La exposición Los héroes de Baler: La historia de los últimos de Filipinas recuerda que de los que murieron, 14 lo hicieron por el beriberi, una enfermedad causada por la deficiencia de vitaminas ante una paupérrima alimentación. Como escribió quien los lideraba, el teniente Saturnino Martín Cerezo en su relato de aquellos hechos: las extremidades se convertían "en tumefacciones asquerosas" y los enfermos morían "entre sufrimientos aterradores". Otros dos cayeron por heridas de bala enemiga, porque otros dos más fueron fusilados por desertores poco antes de la rendición. Entre los miles de insurrectos tagalos que intentaron asaltar la iglesia hubo unas 700 bajas.

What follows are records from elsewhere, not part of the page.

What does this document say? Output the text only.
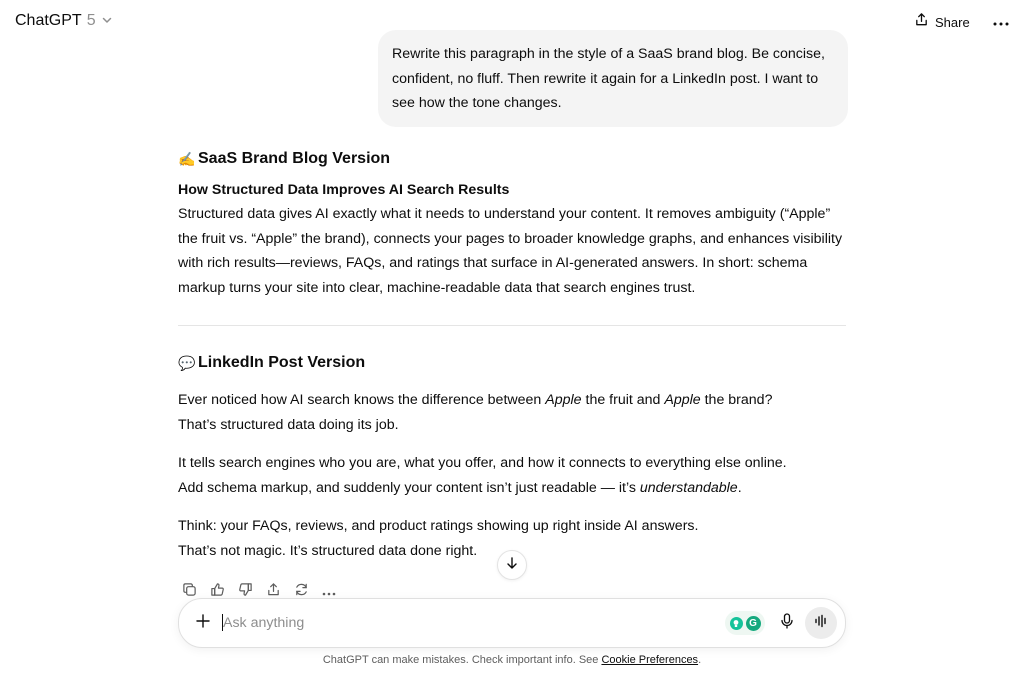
ChatGPT 5	Share
Rewrite this paragraph in the style of a SaaS brand blog. Be concise, confident, no fluff. Then rewrite it again for a LinkedIn post. I want to see how the tone changes.
✍️ SaaS Brand Blog Version
How Structured Data Improves AI Search Results
Structured data gives AI exactly what it needs to understand your content. It removes ambiguity (“Apple” the fruit vs. “Apple” the brand), connects your pages to broader knowledge graphs, and enhances visibility with rich results—reviews, FAQs, and ratings that surface in AI-generated answers. In short: schema markup turns your site into clear, machine-readable data that search engines trust.
💬 LinkedIn Post Version
Ever noticed how AI search knows the difference between Apple the fruit and Apple the brand?
That’s structured data doing its job.
It tells search engines who you are, what you offer, and how it connects to everything else online.
Add schema markup, and suddenly your content isn’t just readable — it’s understandable.
Think: your FAQs, reviews, and product ratings showing up right inside AI answers.
That’s not magic. It’s structured data done right.
Ask anything
G
ChatGPT can make mistakes. Check important info. See Cookie Preferences.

Con todo ese dramatismo, los hechos se tornaron en disparate por la negativa a rendirse, a pesar de los emisarios que, en varias ocasiones, enviaron los sitiadores, con periódicos, para comunicarles que desde agosto, cuando Manila capituló, había un alto el fuego y que desde el 10 de diciembre de 1898, con el Tratado de París, España había cedido la soberanía sobre aquel territorio a EE UU. La entrada de dos franciscanos prisioneros tampoco les convenció. "No daban crédito, había desconfianza y pensaban que las publicaciones que les hacían llegar los filipinos podían estar manipuladas", añade Rontomé, conservador jefe del departamento de Arqueología y Patrimonio del museo.
Les abrió los ojos un periódico que había arrojado el teniente coronel Cristóbal Aguilar, otro de los mediadores, en el que Martín Cerezo vio una información sobre el nuevo destino de un militar conocido que le hizo comprender su error. Fue el final a los numerosos intentos de asalto, el fuego de bala casi continuo, agua hirviendo arrojada desde el interior (habían hecho un pozo) y las salidas por sorpresa de los atrapados en busca de alimentos.
En las vitrinas de la exposición, en la que han colaborado el Museo Naval, el Prado, el de Antropología, el Archivo Histórico Nacional y particulares, llaman la atención los fusiles Mauser de los españoles, machetes de sus enemigos, una fotografía del grupo cuando volvió a casa identificados con sus nombres y un reloj suizo de bolsillo del teniente médico Rogelio Vigil, en el que cada hora de aquellos 11 meses se le debió de hacer eterna.